|
Texto Anterior | Próximo Texto | Índice
MARCELO COELHO
Dias que abalaram o mundo
Nada melhor do que um pouco de realidade histórica quando ética e política viram abstração
NO COMEÇO de novembro de
1918, já não havia esperança
para os alemães. A Primeira
Guerra Mundial estava a ponto de
terminar; durante os quatro anos do
conflito, morreram em média 250
pessoas por hora.
O comandante geral das forças
aliadas era o marechal francês Ferdinand Foch. Os alemães se preparavam para propor um armistício. A
atitude de Foch foi duríssima. Uma
opção seria encerrar a guerra o mais
cedo possível. Outra era prolongá-la
um pouco mais, de modo a destruir
definitivamente a Alemanha, eliminando as possibilidades de uma revanche no futuro. Qual seria a decisão mais correta, na circunstância?
Pela primeira vez, a Alemanha entregou a um político civil a missão de
negociar um tratado de paz. Era
Matthias Erzberger, que perdera
seu filho único na guerra, três semanas antes. O próprio Foch perdera
um filho de 25 anos, em 1914.
O impasse diplomático se prolonga durante alguns dias. Um corte,
agora, para o 28º Batalhão da Infantaria Canadense, estacionado perto
da linha de combate. O soldado
George Price recebe ordens de avançar até Mons, na Bélgica, onde a
guerra havia aliás começado, quatro
anos antes. Finalmente, Erzberger
recebe ordens para assinar o armistício. Isso é feito às 5h10 da manhã
de 11 de novembro de 1918. Seis horas depois, às 11 da manhã, acabam
as hostilidades. O soldado George
Prince, baleado às 10h58, morrerá
ouvindo os últimos tiros da Primeira Guerra Mundial.
Esta é a narrativa resumida de um
documentário histórico produzido
pela BBC, que faz parte da série
"Dias que Abalaram o Mundo". Andou passando nos labirintos da TV a
cabo, mas agora os DVDs podem ser
comprados em banca de jornal, ou
no site www.aventurasnahistoria.com.br/loja.
Não vi todos ainda. Graças à narrativa concentrada em pouco mais
de um dia decisivo e em poucos
personagens, o efeito desses documentários é eletrizante.

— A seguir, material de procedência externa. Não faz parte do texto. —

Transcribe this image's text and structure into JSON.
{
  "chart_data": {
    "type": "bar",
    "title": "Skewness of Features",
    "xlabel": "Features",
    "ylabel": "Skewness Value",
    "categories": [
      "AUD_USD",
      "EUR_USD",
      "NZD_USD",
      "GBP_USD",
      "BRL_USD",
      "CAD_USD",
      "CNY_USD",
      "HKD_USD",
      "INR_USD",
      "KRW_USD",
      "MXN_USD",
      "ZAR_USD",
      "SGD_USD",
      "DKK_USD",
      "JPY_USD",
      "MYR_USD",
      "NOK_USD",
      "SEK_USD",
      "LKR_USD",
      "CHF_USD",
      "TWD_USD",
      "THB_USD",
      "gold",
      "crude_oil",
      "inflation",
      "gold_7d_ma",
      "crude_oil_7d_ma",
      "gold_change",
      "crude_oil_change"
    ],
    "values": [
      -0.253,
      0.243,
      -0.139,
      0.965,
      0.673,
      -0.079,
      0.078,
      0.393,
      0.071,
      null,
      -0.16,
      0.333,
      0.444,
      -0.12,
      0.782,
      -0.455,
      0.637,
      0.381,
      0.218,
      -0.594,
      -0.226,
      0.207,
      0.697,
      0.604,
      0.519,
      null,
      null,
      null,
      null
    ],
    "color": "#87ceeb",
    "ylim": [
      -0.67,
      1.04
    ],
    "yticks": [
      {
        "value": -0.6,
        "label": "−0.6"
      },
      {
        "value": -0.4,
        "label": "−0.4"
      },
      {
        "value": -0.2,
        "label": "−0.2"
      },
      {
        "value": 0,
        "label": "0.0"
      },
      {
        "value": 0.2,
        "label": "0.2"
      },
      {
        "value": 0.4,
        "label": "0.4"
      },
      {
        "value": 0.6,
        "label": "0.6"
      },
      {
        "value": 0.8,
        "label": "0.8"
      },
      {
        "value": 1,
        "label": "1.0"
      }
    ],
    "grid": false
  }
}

No começo de junho de 1967, o
rei Hussein da Jordânia recebe um
telefonema do líder egípcio Gamal
Abdel Nasser. Os dois tinham assinado um acordo militar pouco
tempo antes. Nasser tem boas notícias para Hussein: conta-lhe que os
egípcios impõem às forças israelenses uma derrota humilhante.
Estava na hora de Hussein ajudar
nesse momento histórico. O que fará ? Pode acreditar em Nasser? O
fato é que, àquela altura, toda a força aérea egípcia fora dizimada num
ataque-surpresa israelense.
Em pleno Natal de 1989, o ditador romeno Nicolae Ceausescu
ainda está confiante. Apesar da onda de libertação que varre o Leste
europeu e dos protestos pelos direitos humanos que ocorrem em
seu país, ele convoca um comício
monstro em apoio ao seu regime.
Na TV estatal romena, o diretor
Georgea Minitaru cuida das transmissões do evento. No meio do discurso de Ceausescu, a multidão começa a protestar. Ceausescu hesita; engasga; fica em silêncio. O que
fará Minitaru? Continua ou encerra a transmissão? O fiasco da
"transmisiune directa" pela TV
precipitou a queda do regime.
Decisões e mais decisões. Erros e
acertos, coerências e traições, dentro de uma situação instável e marcada por estruturas de longa duração, surgem a cada momento nesses documentários da BBC.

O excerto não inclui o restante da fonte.